Abstract Germline mutations in the breast cancer susceptibility gene (BRCA1) are heavily linked to familial breast and ovarian cancers. Women who inherit these mutations are ~60% more likely to develop the disease. During normal female development, critical windows of vulnerability correlate with the early onset of breast cancer. These events coincide with a buildup of DNA lesions in mammary tissue as reactive oxygen species are formed from the metabolic processing of estrogen. Damaged DNA, if left unrepaired, can perpetuate errors in the genome. Reduced expression levels of the BRCA1 protein or BRCA1 mutations, compounded with insufficient lesion repair, provide a tipping point toward cancer induction. At the molecular level, the intricate details of these mechanisms are poorly understood. In the nucleus, BRCA1 associates with its binding partner the BRCA1-Associated Ring Domain protein (BARD1) to help coordinate the repair of DNA modifications. The BRCA1-BARD1 heterodimer performs these operations by interacting with other repair proteins, such as BRCA2, at damaged sites on DNA. In this context, BRCA1 acts as a tumor suppressor to ensure fidelity in the genome. Inherited mutations in BRCA1 can cause functional deficiencies in the protein that affect its job in tumor suppression. Moreover, as decades of scientific research demonstrate BRCA1's multifaceted role in DNA repair, information about the physical properties of BRCA1 are just coming to light. Improving our knowledge of BRCA1's three-dimensional (3D) structure can provide new insights for therapeutic discovery. In the proposed research, we will use a unique combination of cryo-Electron Microscopy (EM) imaging technology and biochemical tools to study the differences in wild type and mutated BRCA1. Our preliminary data suggests that changes in mutated BRCA1 in response to oxidative damage leads to changes in a “modification hot spot” on the protein. We will test this idea across multiple breast cancer cells lines, then develop a new enzymatic approach to attenuate this effect in cancer cells. Our combined biochemical and structural biology strategies will provide a new lens to view the physical nuances of the BRCA1 structure for the first time. This information will shed light on BRCA1 deficiencies relate to cancer susceptibility.

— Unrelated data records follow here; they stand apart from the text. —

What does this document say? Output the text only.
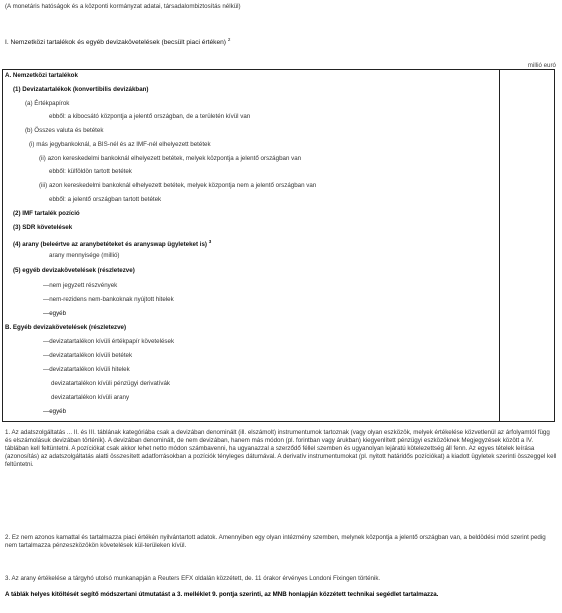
(A monetáris hatóságok és a központi kormányzat adatai, társadalombiztosítás nélkül)
I. Nemzetközi tartalékok és egyéb devizakövetelések (becsült piaci értéken) $^2$
millió euró
A. Nemzetközi tartalékok
(1) Devizatartalékok (konvertibilis devizákban)
(a) Értékpapírok
ebből: a kibocsátó központja a jelentő országban, de a területén kívül van
(b) Összes valuta és betétek
(i) más jegybankoknál, a BIS-nél és az IMF-nél elhelyezett betétek
(ii) azon kereskedelmi bankoknál elhelyezett betétek, melyek központja a jelentő országban van
ebből: külföldön tartott betétek
(iii) azon kereskedelmi bankoknál elhelyezett betétek, melyek központja nem a jelentő országban van
ebből: a jelentő országban tartott betétek
(2) IMF tartalék pozíció
(3) SDR követelések
(4) arany (beleértve az aranybetéteket és aranyswap ügyleteket is) $^3$
arany mennyisége (millió)
(5) egyéb devizakövetelések (részletezve)
—nem jegyzett részvények
—nem-rezidens nem-bankoknak nyújtott hitelek
—egyéb
B. Egyéb devizakövetelések (részletezve)
—devizatartalékon kívüli értékpapír követelések
—devizatartalékon kívüli betétek
—devizatartalékon kívüli hitelek
devizatartalékon kívüli pénzügyi derivatívák
devizatartalékon kívüli arany
—egyéb
1. Az adatszolgáltatás ... II. és III. táblának kategóriába csak a devizában denominált (ill. elszámolt) instrumentumok tartoznak (vagy olyan eszközök, melyek értékelése közvetlenül az árfolyamtól függ és elszámolásuk devizában történik). A devizában denominált, de nem devizában, hanem más módon (pl. forintban vagy árukban) kiegyenlített pénzügyi eszközöknek Megjegyzések között a IV. táblában kell feltüntetni. A pozíciókat csak akkor lehet netto módon számbavenni, ha ugyanazzal a szerződő féllel szemben és ugyanolyan lejáratú kötelezettség áll fenn. Az egyes tételek leírása (azonosítás) az adatszolgáltatás alatti összesített adatforrásokban a pozíciók tényleges dátumával. A derivatív instrumentumokat (pl. nyitott határidős pozíciókat) a kiadott ügyletek szerinti összeggel kell feltüntetni.
2. Ez nem azonos kamattal és tartalmazza piaci értékén nyilvántartott adatok. Amennyiben egy olyan intézmény szemben, melynek központja a jelentő országban van, a beldödési mód szerint pedig nem tartalmazza pénzeszközökön követelések kül-terüleken kívül.
3. Az arany értékelése a tárgyhó utolsó munkanapján a Reuters EFX oldalán közzétett, de. 11 órakor érvényes Londoni Fixingen történik.
A táblák helyes kitöltését segítő módszertani útmutatást a 3. melléklet 9. pontja szerinti, az MNB honlapján közzétett technikai segédlet tartalmazza.
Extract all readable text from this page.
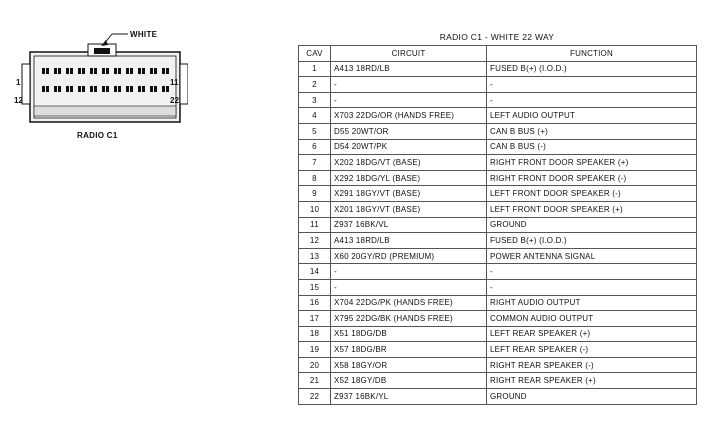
WHITE
1
12
11
22
RADIO C1
RADIO C1 - WHITE 22 WAY
CAV	CIRCUIT	FUNCTION
1	A413 18RD/LB	FUSED B(+) (I.O.D.)
2	-	-
3	-	-
4	X703 22DG/OR (HANDS FREE)	LEFT AUDIO OUTPUT
5	D55 20WT/OR	CAN B BUS (+)
6	D54 20WT/PK	CAN B BUS (-)
7	X202 18DG/VT (BASE)	RIGHT FRONT DOOR SPEAKER (+)
8	X292 18DG/YL (BASE)	RIGHT FRONT DOOR SPEAKER (-)
9	X291 18GY/VT (BASE)	LEFT FRONT DOOR SPEAKER (-)
10	X201 18GY/VT (BASE)	LEFT FRONT DOOR SPEAKER (+)
11	Z937 16BK/VL	GROUND
12	A413 18RD/LB	FUSED B(+) (I.O.D.)
13	X60 20GY/RD (PREMIUM)	POWER ANTENNA SIGNAL
14	-	-
15	-	-
16	X704 22DG/PK (HANDS FREE)	RIGHT AUDIO OUTPUT
17	X795 22DG/BK (HANDS FREE)	COMMON AUDIO OUTPUT
18	X51 18DG/DB	LEFT REAR SPEAKER (+)
19	X57 18DG/BR	LEFT REAR SPEAKER (-)
20	X58 18GY/OR	RIGHT REAR SPEAKER (-)
21	X52 18GY/DB	RIGHT REAR SPEAKER (+)
22	Z937 16BK/YL	GROUND
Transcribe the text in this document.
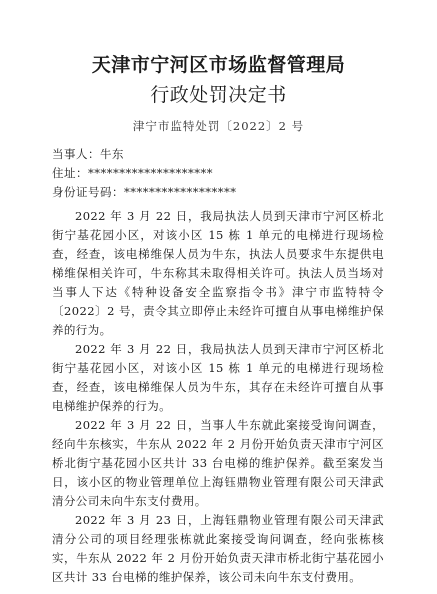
天津市宁河区市场监督管理局
行政处罚决定书
津宁市监特处罚〔2022〕2 号
当事人：牛东
住址：********************
身份证号码：******************

2022 年 3 月 22 日，我局执法人员到天津市宁河区桥北街宁基花园小区，对该小区 15 栋 1 单元的电梯进行现场检查，经查，该电梯维保人员为牛东，执法人员要求牛东提供电梯维保相关许可，牛东称其未取得相关许可。执法人员当场对当事人下达《特种设备安全监察指令书》津宁市监特特令〔2022〕2 号，责令其立即停止未经许可擅自从事电梯维护保养的行为。

2022 年 3 月 22 日，我局执法人员到天津市宁河区桥北街宁基花园小区，对该小区 15 栋 1 单元的电梯进行现场检查，经查，该电梯维保人员为牛东，其存在未经许可擅自从事电梯维护保养的行为。

2022 年 3 月 22 日，当事人牛东就此案接受询问调查，经向牛东核实，牛东从 2022 年 2 月份开始负责天津市宁河区桥北街宁基花园小区共计 33 台电梯的维护保养。截至案发当日，该小区的物业管理单位上海钰鼎物业管理有限公司天津武清分公司未向牛东支付费用。

2022 年 3 月 23 日，上海钰鼎物业管理有限公司天津武清分公司的项目经理张栋就此案接受询问调查，经向张栋核实，牛东从 2022 年 2 月份开始负责天津市桥北街宁基花园小区共计 33 台电梯的维护保养，该公司未向牛东支付费用。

摘要 乳腺癌易感基因（BRCA 1）的生殖系突变与家族性乳腺癌密切相关， 卵巢癌遗传这些突变的女性患这种疾病的可能性约为60%。期间 女性发育正常，脆弱性的关键窗口与乳腺癌的早期发病相关。 这些事件与乳腺组织中DNA损伤的积累相一致，因为活性氧是 由雌激素的代谢过程形成。受损的DNA，如果不修复，可以使错误永久化， 基因组BRCA 1蛋白或BRCA 1突变的表达水平降低， 损伤修复不充分，提供了癌症诱导临界点。在分子水平上， 对这些机制的细节知之甚少。在细胞核中，BRCA 1与其结合伴侣结合 BRCA 1相关环域蛋白（BARD 1），帮助协调DNA修饰的修复。的 BRCA 1-BARD 1异源二聚体通过与其他修复蛋白相互作用来执行这些操作， BRCA 2，在DNA上的受损位点。在这种情况下，BRCA 1作为肿瘤抑制因子，以确保在肿瘤细胞中的保真度。 基因组BRCA 1的遗传突变会导致蛋白质的功能缺陷，从而影响其在以下方面的工作： 肿瘤抑制此外，数十年的科学研究表明，BRCA 1在 DNA修复、有关BRCA 1物理性质的信息刚刚曝光。改善我们 BRCA 1三维（3D）结构的知识可以为治疗发现提供新的见解。在 在拟议的研究中，我们将使用冷冻电子显微镜（EM）成像的独特组合， 技术和生物化学工具来研究野生型和突变型BRCA 1的差异。我们的初步 数据表明，突变的BRCA 1对氧化损伤的反应导致了 蛋白质上的“修饰热点”。我们将在多个乳腺癌细胞系中测试这个想法，然后 开发一种新的酶方法来减弱癌细胞中的这种效应。我们结合了生物化学和 结构生物学策略将提供一个新的透镜来观察BRCA 1结构的物理细微差别， 第一次这些信息将揭示与癌症易感性相关的BRCA 1缺陷。